Americans say that God is in the details (though perhaps the first to say it was Flaubert). This also means that great ideas and eternal principles may well be important, but it really boils down to how we manage them in daily life. There we show our true colours: how we treat our husband (or wife), how we react to frustration, how we drive, how we use money, how we dress, the tone of our voice, the way we treat objects, how we recycle our garbage. There's the rub.

An example: Some time ago I was early for a meeting, so I sat and waited on a park bench. Nearby were two men, both grandfathers looking after their grandchildren playing in the park.

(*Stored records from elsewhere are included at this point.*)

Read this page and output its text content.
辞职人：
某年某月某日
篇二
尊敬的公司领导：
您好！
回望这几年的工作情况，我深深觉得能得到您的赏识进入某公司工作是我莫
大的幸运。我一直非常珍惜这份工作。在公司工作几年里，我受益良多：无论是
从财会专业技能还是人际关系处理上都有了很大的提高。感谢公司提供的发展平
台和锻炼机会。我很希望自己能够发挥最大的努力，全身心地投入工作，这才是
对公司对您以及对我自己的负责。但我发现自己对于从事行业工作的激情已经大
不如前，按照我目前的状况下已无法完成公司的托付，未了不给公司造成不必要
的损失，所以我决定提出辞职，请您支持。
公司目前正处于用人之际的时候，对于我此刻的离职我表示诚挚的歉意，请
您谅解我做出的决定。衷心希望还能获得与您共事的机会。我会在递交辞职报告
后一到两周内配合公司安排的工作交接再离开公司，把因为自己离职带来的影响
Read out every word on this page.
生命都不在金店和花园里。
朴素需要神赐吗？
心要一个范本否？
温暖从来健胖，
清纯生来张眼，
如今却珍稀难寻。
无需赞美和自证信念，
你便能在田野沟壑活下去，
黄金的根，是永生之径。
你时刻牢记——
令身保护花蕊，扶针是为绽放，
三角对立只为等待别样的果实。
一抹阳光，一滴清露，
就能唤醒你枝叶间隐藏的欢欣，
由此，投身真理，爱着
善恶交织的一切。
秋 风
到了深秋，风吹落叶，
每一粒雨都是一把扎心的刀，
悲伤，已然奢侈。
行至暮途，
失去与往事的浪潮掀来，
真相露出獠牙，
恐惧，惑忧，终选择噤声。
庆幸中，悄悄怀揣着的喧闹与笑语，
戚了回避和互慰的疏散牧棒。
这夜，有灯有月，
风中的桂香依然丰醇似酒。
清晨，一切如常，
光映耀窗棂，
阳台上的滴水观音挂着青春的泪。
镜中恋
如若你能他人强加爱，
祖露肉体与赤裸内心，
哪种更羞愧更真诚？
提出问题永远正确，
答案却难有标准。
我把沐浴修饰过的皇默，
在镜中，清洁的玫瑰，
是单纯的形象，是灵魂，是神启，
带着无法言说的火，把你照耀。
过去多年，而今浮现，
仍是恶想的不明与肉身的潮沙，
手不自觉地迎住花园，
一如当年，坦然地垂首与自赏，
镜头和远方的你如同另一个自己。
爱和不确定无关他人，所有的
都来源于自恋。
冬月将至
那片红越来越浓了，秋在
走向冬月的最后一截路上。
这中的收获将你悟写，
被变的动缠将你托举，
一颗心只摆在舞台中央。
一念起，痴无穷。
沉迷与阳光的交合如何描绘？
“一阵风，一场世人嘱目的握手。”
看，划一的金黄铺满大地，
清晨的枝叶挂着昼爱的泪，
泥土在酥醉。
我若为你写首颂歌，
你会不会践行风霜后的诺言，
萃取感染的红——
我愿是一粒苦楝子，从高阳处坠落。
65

They were conversing: "Children are poetry", "Children are wonderful", "Children are a gift from God". They were singing praises to children. Then one of them had to leave. He brusquely called his grandchild, and went off, pulling her by her arm. The other granddad behaved in a similarly unpleasant fashion. Ah, but what happened to the beautiful ideas expressed a moment before? I think the two men were quite sincere: they just had not anchored their beliefs in real life. Thus people proclaim noble principles, wide-ranging visions, and soon betray them. This is where we need some spiritual etiquette.

Sometimes I think: What a relief it would be if we just learned ordinary good manners! People would not raise their voices; before eating they would wait till everyone was served; they would be on time, and polite on the phone; they would not put their feet up on the train or at the theatre; they would wait in a queue without trying to push in; and so forth.

Traditional etiquette is an expression of morality and respect for others. Actually, it has surprisingly deep roots and meanings. In our Age of Bad Manners we would do well to cultivate some good ones. But these are nevertheless formal rules imposed from the outside. It is even more urgent to assimilate the spiritual etiquette – that is, to learn the art of living in harmony with ourselves and others. If we could truly assimilate it, then our difficulties and pitfalls would become chances for us to grow stronger. There would be less struggle, less rage.

In good faith, I am not allowed to praise this book: it would be partial to do so, because the author is my wife. But I can safely say the subject is of huge importance, because if we want to change the world, we must start with small matters. When it comes to real life, we are forever sitting primary school exams – even if we are attending University.

To help us cope, we can let the beacon of spiritual qualities be our guide. Then the daily assault course will become a series of stepping stones towards wisdom and love.